Claims of patronage

2009-02-02 00:00

Just a week ago, this newspaper commented on concerns about the provincial education department. Reflecting on last year’s less than satisfactory matric results and considering future options, outside analysts have expressed disquiet about the influence of nepotism, personal favouritism and political patronage in the appointment of staff to leadership positions. As the week progressed, those concerns were echoed, this time by staff members within the department. The staff in this latter instance are administrative rather than professional personnel and their complaints focused on financial matters and unfair labour practices rather than educational issues, but it is surely not unreasonable to take this as confirmation that real problems exist within the department.

This kind of corruption has very harmful spillover effects. People who are beholden to patronage for their own appointment to senior positions are more likely to replicate this favouritism in the advancement of the staff for whom they are responsible. As more and more less-than-capable people move up the promotion ladder, the corrosion of competence spreads until the whole edifice is undermined.

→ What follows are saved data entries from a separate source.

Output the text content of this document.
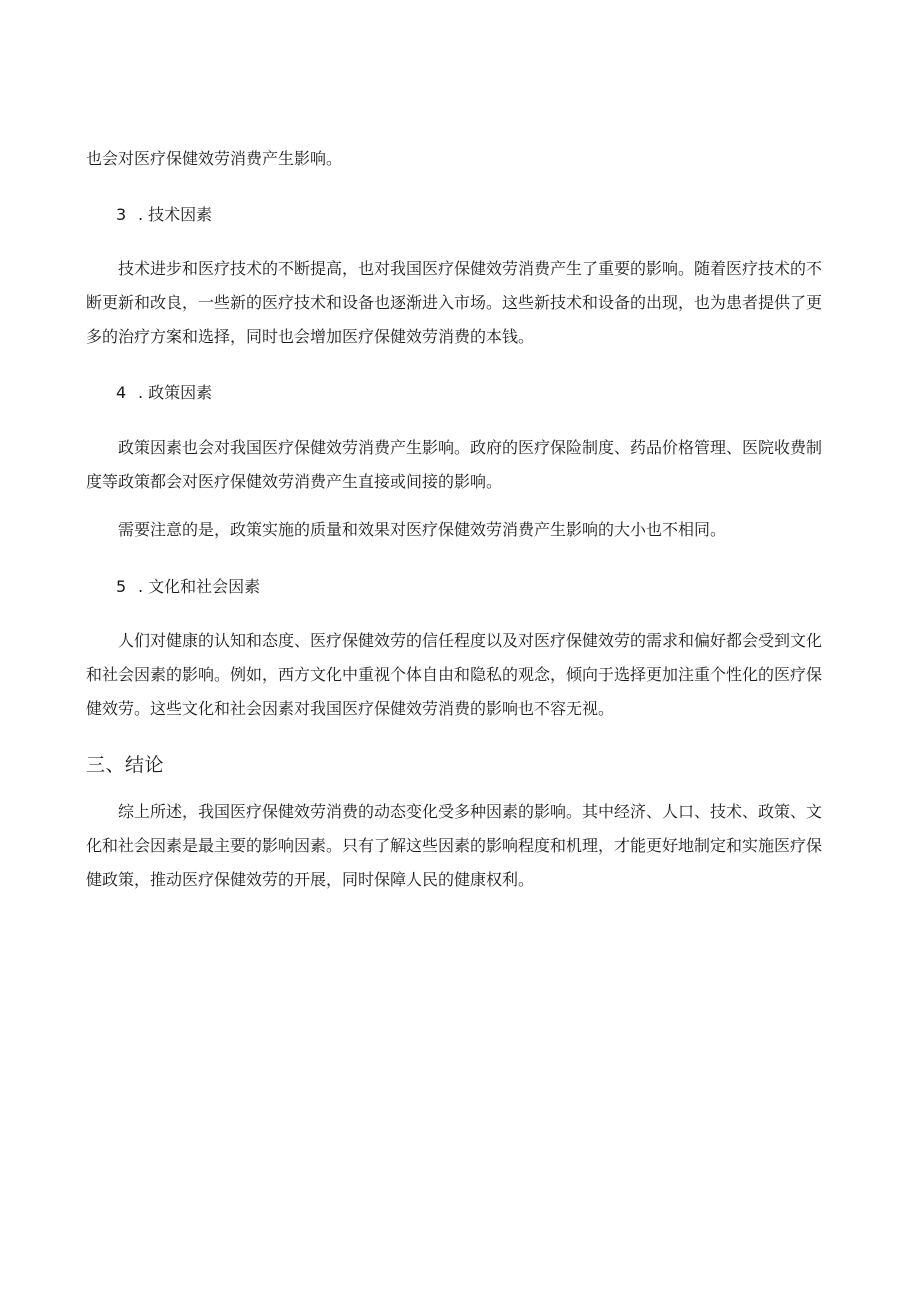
也会对医疗保健效劳消费产生影响。

3 . 技术因素

技术进步和医疗技术的不断提高，也对我国医疗保健效劳消费产生了重要的影响。随着医疗技术的不断更新和改良，一些新的医疗技术和设备也逐渐进入市场。这些新技术和设备的出现，也为患者提供了更多的治疗方案和选择，同时也会增加医疗保健效劳消费的本钱。

4 . 政策因素

政策因素也会对我国医疗保健效劳消费产生影响。政府的医疗保险制度、药品价格管理、医院收费制度等政策都会对医疗保健效劳消费产生直接或间接的影响。

需要注意的是，政策实施的质量和效果对医疗保健效劳消费产生影响的大小也不相同。

5 . 文化和社会因素

人们对健康的认知和态度、医疗保健效劳的信任程度以及对医疗保健效劳的需求和偏好都会受到文化和社会因素的影响。例如，西方文化中重视个体自由和隐私的观念，倾向于选择更加注重个性化的医疗保健效劳。这些文化和社会因素对我国医疗保健效劳消费的影响也不容无视。

三、结论

综上所述，我国医疗保健效劳消费的动态变化受多种因素的影响。其中经济、人口、技术、政策、文化和社会因素是最主要的影响因素。只有了解这些因素的影响程度和机理，才能更好地制定和实施医疗保健政策，推动医疗保健效劳的开展，同时保障人民的健康权利。
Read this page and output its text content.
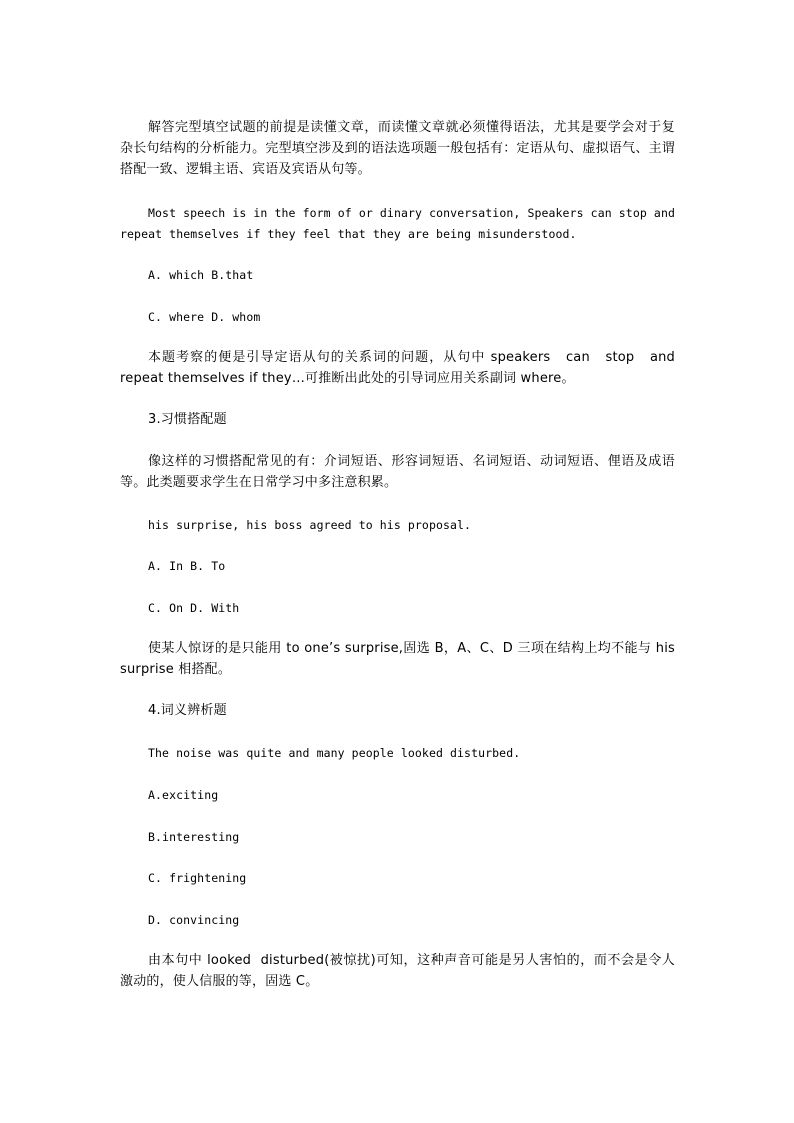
解答完型填空试题的前提是读懂文章，而读懂文章就必须懂得语法，尤其是要学会对于复杂长句结构的分析能力。完型填空涉及到的语法选项题一般包括有：定语从句、虚拟语气、主谓搭配一致、逻辑主语、宾语及宾语从句等。

Most speech is in the form of or dinary conversation, Speakers can stop and repeat themselves if they feel that they are being misunderstood.

A. which B.that

C. where D. whom

本题考察的便是引导定语从句的关系词的问题，从句中 speakers   can   stop   and repeat themselves if they…可推断出此处的引导词应用关系副词 where。

3.习惯搭配题

像这样的习惯搭配常见的有：介词短语、形容词短语、名词短语、动词短语、俚语及成语等。此类题要求学生在日常学习中多注意积累。

his surprise, his boss agreed to his proposal.

A. In B. To

C. On D. With

使某人惊讶的是只能用 to one’s surprise,固选 B，A、C、D 三项在结构上均不能与 his surprise 相搭配。

4.词义辨析题

The noise was quite and many people looked disturbed.

A.exciting

B.interesting

C. frightening

D. convincing

由本句中 looked  disturbed(被惊扰)可知，这种声音可能是另人害怕的，而不会是令人激动的，使人信服的等，固选 C。
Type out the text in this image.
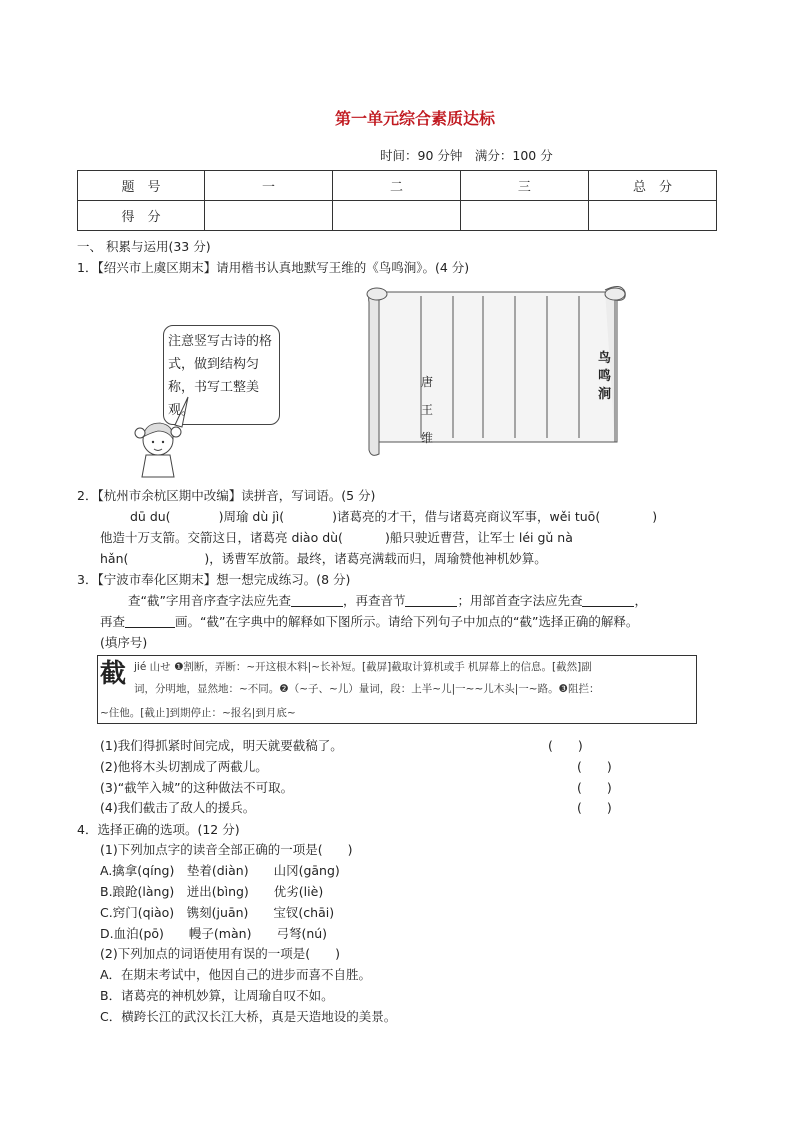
第一单元综合素质达标
时间：90 分钟　满分：100 分
题　号	一	二	三	总　分
得　分				
一、 积累与运用(33 分)
1．【绍兴市上虞区期末】请用楷书认真地默写王维的《鸟鸣涧》。(4 分)
注意竖写古诗的格式，做到结构匀称，书写工整美观。
鸟
鸣
涧
唐
王
维
2．【杭州市余杭区期中改编】读拼音，写词语。(5 分)
dū du(	)周瑜 dù jì(	)诸葛亮的才干，借与诸葛亮商议军事，wěi tuō(	)
他造十万支箭。交箭这日，诸葛亮 diào dù(	)船只驶近曹营，让军士 léi gǔ nà
hǎn(	)，诱曹军放箭。最终，诸葛亮满载而归，周瑜赞他神机妙算。
3．【宁波市奉化区期末】想一想完成练习。(8 分)
查“截”字用音序查字法应先查	，再查音节	；用部首查字法应先查	，
再查	画。“截”在字典中的解释如下图所示。请给下列句子中加点的“截”选择正确的解释。
(填序号)
截 jié 山せ ❶割断，弄断：~开这根木料|~长补短。[截屏]截取计算机或手 机屏幕上的信息。[截然]副
词，分明地，显然地：~不同。❷（~子、~儿）量词，段：上半~儿|一~~儿木头|一~路。❸阻拦：
~住他。[截止]到期停止：~报名|到月底~
(1)我们得抓紧时间完成，明天就要截稿了。	(　　)
(2)他将木头切割成了两截儿。	(　　)
(3)“截竿入城”的这种做法不可取。	(　　)
(4)我们截击了敌人的援兵。	(　　)
4．选择正确的选项。(12 分)
(1)下列加点字的读音全部正确的一项是(　　)
A.擒拿(qíng)　垫着(diàn)　　山冈(gāng)
B.踉跄(làng)　迸出(bìng)　　优劣(liè)
C.窍门(qiào)　镌刻(juān)　　宝钗(chāi)
D.血泊(pō)　　幔子(màn)　　弓弩(nú)
(2)下列加点的词语使用有误的一项是(　　)
A．在期末考试中，他因自己的进步而喜不自胜。
B．诸葛亮的神机妙算，让周瑜自叹不如。
C．横跨长江的武汉长江大桥，真是天造地设的美景。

In education, more perhaps than in any area of public service other than health, the influence of incompetence at the top does extraordinary damage as it filters down. Not only are material resources mismanaged (and poor facilities and inadequate resources are often blamed as the cause of sub-standard scholastic achievement) but ultimately managerial incompetence affects the way that children are treated and taught in their classrooms. An often repeated criticism of the outcomes-based approach is that it makes great demands on the classroom teacher, and when the people meant to advise and guide teachers are themselves lacking in subject knowledge or methodological expertise, everyone suffers, none more than the pupils.

Many well-informed observers believe that even the present unacceptably low throughput and pass rates are inflated. Dumbing down the curriculum and watering down standards are not the way to remedy the educational deficits induced by the apartheid schooling system. The need to put the best qualified people into the right jobs was never more urgent.